Jay Leno says this is the No. 1 mistake people make when buying a car

Whether you're buying your first or tenth, Jay Leno has a word of warning: Don't let other people sway your decision, especially if they aren't experts.

The number one mistake car buyers make is, "they go, 'My friend said it's really good.' You know, this is the only country in the world where people do that," the car connoisseur and host of CNBC's "Jay Leno's Garage" tells CNBC Make It.

"You could go to a million doctors and they'll give you advice based on years of Harvard medical training. 'But my friend Larry works at the Shell station says that stuff doesn't work.' Well, OK, don't listen to Larry at the Shell station. Listen to the guy who knows what he does."

That applies to car shopping, too, says Leno. Expert opinions matter. Others, maybe, not so much.

Jay Leno has an impressive car collection
Donato Sardella | WireImage | Getty Images

You'll also want to do your own research. Start by figuring out exactly what you want to get out of the car. Is it purely for commuting to and from work? Is it for carpooling? Will you use it for long road trips?

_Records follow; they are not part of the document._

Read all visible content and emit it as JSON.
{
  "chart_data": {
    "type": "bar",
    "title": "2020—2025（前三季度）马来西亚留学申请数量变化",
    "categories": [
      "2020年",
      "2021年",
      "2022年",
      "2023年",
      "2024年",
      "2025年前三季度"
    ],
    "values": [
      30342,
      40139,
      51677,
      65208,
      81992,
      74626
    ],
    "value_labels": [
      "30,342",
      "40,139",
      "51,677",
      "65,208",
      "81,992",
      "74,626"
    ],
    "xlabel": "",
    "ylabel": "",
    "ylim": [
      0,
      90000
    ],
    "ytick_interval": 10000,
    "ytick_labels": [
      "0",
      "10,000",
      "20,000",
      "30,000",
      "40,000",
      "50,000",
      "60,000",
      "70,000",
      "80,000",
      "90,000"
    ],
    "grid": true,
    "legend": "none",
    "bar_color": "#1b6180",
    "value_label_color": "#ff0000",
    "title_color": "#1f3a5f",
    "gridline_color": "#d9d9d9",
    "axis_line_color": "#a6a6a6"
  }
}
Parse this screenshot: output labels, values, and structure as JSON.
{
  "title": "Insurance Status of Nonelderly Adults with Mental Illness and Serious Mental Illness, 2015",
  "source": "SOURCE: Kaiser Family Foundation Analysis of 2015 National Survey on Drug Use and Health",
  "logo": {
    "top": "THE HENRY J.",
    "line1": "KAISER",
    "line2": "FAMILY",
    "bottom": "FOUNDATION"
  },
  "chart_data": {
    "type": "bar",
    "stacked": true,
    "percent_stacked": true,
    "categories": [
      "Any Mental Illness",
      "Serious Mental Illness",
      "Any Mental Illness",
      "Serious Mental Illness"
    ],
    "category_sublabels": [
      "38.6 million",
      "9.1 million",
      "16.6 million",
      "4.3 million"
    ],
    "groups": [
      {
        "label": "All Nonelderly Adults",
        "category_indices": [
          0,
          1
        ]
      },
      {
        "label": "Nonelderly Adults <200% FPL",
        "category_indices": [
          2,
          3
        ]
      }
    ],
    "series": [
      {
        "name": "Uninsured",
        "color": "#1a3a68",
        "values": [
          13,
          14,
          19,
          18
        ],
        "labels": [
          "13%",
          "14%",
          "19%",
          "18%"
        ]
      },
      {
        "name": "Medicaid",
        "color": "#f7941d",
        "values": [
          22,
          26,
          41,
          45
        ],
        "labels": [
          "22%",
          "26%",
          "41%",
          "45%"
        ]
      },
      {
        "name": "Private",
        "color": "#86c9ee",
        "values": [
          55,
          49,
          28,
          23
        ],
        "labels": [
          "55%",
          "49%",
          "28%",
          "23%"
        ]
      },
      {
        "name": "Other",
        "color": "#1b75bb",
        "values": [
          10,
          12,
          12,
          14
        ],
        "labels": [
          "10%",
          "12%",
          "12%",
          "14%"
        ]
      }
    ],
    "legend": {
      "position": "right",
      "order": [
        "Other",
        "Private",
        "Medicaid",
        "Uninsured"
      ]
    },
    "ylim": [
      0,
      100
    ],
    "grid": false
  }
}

Next, make a list of your "must-haves," which could be things like a back-up camera, extra trunk space or blind-spot monitoring.

Once you know exactly what you're looking for, you can start to shop around and price compare. Ultimately, you want to "buy the best car that you can afford," says Leno.

Once you've settled on one that you can afford, don't lease, he advises. "I always think it's better to buy a car," Leno told CNBC Make It in 2016. "Everyone seems to lease now. Everyone thinks you can write off this and write off that, and to a certain extent, you can. But at the end of the lease, you don't have anything."

Jay Leno has no debt thanks in large part to abiding by this one rule

There are pros and cons to both leasing and owning that you'll want to consider to figure out what's right for your situation.

Lease payments per month are typically cheaper than loan payments per month. Buying offers more flexibility, though: The car is yours to keep or sell, and you don't have to worry about going over an annual mileage limit.

Plus, once you pay off your auto loan, you eliminate a fixed monthly cost and won't have to worry about a car payment until you buy again. And, as Leno says, "When you don't have to write checks every month, you're just better off."